ブリッジウォーター・アソシエイツのレイ・ダリオ氏が、GameStop株などで起こったショート・スクイーズについて最も心配すべき点を語っている。


昔の自分を思い出すよ。
投資を始めた若いころ、私は反抗的で、自分のやりたいようにやり、打ち負かした。

ダリオ氏がワシントン・ポストのインタビューで、GameStop株などで起こったショート・スクイーズについて解説を求められた。
ヘッジファンド等プロがショートを仕掛けていた銘柄で、SNSで示し合わせた個人投資家が買いを仕掛けた。
結果、先がないと見られていた企業の株が高騰し、ショートしていたプロが莫大な損失を被った。
これがメディアで《個人投資家のウォール街に対する反乱》といったニュアンスで報じられている。
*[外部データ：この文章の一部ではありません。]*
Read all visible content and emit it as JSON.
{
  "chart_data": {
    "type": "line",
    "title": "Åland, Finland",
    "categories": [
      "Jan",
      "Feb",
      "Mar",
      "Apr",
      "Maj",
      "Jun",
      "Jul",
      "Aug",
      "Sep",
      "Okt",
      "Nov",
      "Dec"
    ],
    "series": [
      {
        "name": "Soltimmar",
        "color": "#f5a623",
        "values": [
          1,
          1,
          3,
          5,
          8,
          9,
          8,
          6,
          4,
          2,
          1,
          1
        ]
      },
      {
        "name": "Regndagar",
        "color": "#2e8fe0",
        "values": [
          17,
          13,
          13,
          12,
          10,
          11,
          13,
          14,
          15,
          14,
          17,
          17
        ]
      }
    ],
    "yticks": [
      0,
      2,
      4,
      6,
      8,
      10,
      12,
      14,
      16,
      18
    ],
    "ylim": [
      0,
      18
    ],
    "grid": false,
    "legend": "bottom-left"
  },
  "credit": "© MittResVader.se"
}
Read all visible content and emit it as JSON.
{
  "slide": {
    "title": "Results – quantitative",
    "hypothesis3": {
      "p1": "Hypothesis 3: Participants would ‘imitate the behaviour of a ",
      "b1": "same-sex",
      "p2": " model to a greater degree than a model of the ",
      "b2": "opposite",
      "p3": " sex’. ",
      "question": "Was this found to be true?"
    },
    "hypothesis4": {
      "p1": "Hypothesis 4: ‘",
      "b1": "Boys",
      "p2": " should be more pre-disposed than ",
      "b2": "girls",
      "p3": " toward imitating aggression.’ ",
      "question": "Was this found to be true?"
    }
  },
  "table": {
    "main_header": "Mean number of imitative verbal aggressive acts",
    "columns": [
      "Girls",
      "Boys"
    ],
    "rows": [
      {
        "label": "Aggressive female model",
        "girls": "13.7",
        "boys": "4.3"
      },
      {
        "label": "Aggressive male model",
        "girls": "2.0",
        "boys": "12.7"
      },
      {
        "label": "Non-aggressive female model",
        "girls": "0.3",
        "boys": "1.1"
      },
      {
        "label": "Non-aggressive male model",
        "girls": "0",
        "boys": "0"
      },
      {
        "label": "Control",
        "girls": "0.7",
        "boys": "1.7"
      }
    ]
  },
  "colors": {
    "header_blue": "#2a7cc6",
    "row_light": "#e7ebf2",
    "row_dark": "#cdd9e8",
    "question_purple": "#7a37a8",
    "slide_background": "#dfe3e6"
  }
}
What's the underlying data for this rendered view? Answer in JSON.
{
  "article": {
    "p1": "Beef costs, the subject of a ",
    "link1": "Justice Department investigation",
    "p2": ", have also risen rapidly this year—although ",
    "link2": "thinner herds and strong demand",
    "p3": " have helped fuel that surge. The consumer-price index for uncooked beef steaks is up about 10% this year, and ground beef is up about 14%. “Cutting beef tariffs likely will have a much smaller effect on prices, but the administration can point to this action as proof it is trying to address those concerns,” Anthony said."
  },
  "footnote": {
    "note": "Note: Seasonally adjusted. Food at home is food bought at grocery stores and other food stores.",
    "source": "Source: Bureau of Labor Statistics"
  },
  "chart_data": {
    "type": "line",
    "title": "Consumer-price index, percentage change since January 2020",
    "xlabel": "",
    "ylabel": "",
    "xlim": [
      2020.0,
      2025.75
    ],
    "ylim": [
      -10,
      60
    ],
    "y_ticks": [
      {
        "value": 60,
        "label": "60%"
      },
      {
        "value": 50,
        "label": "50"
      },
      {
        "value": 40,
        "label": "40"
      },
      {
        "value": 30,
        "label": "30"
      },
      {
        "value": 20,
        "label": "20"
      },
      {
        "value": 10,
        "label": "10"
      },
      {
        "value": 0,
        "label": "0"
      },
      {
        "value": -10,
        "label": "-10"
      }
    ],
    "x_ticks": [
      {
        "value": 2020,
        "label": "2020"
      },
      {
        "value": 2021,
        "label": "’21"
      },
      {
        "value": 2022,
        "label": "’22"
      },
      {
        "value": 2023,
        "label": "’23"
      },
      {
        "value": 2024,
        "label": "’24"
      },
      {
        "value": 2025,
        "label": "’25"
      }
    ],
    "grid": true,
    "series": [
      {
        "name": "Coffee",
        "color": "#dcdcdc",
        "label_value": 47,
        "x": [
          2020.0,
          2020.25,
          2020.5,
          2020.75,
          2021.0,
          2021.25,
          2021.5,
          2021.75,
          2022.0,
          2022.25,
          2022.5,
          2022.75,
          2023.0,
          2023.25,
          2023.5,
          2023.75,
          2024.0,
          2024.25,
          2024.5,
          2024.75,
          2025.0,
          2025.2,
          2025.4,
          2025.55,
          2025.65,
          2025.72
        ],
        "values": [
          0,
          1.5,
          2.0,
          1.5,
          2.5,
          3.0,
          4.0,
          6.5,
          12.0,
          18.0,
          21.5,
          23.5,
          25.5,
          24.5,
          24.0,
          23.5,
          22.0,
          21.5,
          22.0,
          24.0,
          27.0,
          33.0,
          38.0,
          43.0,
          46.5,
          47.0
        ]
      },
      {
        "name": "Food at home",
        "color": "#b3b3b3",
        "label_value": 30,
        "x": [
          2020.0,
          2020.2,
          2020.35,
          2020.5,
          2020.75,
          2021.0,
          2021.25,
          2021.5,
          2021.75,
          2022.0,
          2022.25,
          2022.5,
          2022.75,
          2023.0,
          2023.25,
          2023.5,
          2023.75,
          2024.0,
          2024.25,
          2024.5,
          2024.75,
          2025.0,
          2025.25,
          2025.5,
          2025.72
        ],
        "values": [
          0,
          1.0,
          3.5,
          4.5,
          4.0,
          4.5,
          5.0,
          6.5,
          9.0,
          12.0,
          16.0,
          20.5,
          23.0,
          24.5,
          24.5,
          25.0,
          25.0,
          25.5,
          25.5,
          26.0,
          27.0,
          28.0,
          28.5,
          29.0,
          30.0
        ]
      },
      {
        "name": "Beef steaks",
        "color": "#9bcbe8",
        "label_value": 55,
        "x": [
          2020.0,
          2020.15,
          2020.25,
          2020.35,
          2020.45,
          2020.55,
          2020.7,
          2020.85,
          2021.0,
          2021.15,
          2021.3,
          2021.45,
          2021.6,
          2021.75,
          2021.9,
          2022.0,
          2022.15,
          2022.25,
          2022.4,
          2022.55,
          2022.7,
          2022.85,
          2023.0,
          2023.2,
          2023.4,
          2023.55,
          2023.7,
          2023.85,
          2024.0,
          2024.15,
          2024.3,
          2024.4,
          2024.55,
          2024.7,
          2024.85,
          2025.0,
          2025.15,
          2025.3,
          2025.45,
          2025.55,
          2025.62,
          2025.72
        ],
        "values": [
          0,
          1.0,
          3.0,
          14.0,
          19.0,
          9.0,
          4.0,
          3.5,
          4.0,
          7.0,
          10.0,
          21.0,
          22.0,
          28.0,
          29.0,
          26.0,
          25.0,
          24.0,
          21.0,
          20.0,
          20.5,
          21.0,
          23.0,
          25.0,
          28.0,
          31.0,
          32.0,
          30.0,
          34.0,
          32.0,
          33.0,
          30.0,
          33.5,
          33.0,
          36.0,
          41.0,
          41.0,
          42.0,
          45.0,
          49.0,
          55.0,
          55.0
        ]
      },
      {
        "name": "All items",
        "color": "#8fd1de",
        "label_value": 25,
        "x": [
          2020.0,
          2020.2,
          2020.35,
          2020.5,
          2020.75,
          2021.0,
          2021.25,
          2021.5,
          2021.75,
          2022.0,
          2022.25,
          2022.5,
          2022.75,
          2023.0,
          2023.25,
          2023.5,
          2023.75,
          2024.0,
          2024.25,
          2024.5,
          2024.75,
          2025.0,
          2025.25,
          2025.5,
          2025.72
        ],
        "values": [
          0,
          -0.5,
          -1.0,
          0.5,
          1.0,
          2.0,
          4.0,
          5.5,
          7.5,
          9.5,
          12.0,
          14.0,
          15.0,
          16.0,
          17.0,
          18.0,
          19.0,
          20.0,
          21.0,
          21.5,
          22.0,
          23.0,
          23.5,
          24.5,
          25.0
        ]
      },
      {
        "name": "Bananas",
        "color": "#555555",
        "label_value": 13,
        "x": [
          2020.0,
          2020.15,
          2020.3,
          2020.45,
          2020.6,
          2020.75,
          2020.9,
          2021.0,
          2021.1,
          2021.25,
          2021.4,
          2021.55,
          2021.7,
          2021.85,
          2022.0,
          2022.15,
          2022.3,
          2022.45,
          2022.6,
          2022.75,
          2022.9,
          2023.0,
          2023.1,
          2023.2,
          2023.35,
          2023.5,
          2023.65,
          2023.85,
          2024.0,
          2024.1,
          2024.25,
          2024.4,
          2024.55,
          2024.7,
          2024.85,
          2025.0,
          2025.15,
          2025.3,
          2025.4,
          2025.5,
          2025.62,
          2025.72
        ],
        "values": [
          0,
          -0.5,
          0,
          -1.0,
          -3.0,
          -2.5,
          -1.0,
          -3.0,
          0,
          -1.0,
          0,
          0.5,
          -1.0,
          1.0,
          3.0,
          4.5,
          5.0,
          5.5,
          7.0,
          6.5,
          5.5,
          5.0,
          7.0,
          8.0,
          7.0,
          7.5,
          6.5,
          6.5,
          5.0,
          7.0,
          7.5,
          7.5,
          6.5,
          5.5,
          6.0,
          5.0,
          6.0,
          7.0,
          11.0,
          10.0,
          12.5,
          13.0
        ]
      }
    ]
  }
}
ダリオ氏は、あまり例のないことを引き起こした買い方に対してやや好意的だ。

彼らは市場の力学を用いてショート・スクイーズを起こした。
『反乱』とは、破壊的でなく、敵対的でないのなら、進歩の過程の一部なんだ。
もちろん、流動性・情報・法律についての疑惑は提起されよう。
彼らは市場の力学を理解し始め、スクイーズされた側も力学を理解し始めた。

法やルールの話は(じきに片が付くはずだから)ここでは大目に見ておこう。
ダリオ氏は「反乱」が前向きなものになりうる条件として
・破壊的でない
・敵対的でない
ことと述べている。
今回の「反乱」これに当てはまるものだろうか。

今回の「反乱」は破壊的なものだったろう。
このショート・スクイーズについてアスワス・ダモダラン教授は、売り方に大損させる以外に意義が見出しにくいと指摘する。
構造問題を抱える赤字企業の株の値を吊り上げることに資本市場としての意義はない。
仕手筋が売り方を損させ、高い株を他の買い方に押し付けるだけの行為であり、まさに「破壊的」というにふさわしい。

では「敵対的」であったろうか。
これも当てはまりそうだ。
ダリオ氏は書いている。

私がもっと心配するのは、一般的な怒り、ほとんど憎しみ、そして国のほとんどあらゆるところで現在見られている人々を打ち負かそうという考えだ。・・・
一般に互いに傷つけようとする願望、直面し解決する必要があるが解決が容易ではない課題こそ、もっと概して私が心配することだ。

反乱は破壊的で敵対的だった。
ならば今回の「反乱」は「進歩の過程」だとは言いがたい。
それなのに今回、反乱分子への同情も多い。
その背景には、売り方のやり口への反感もあるのだろう。
人は法やルールさえ守れば何をやってもいいというわけではないはずだ。
そうした思いに照らして、浮動株の少ない銘柄をショートで崩そうというプロに反感が募っていたのだろう。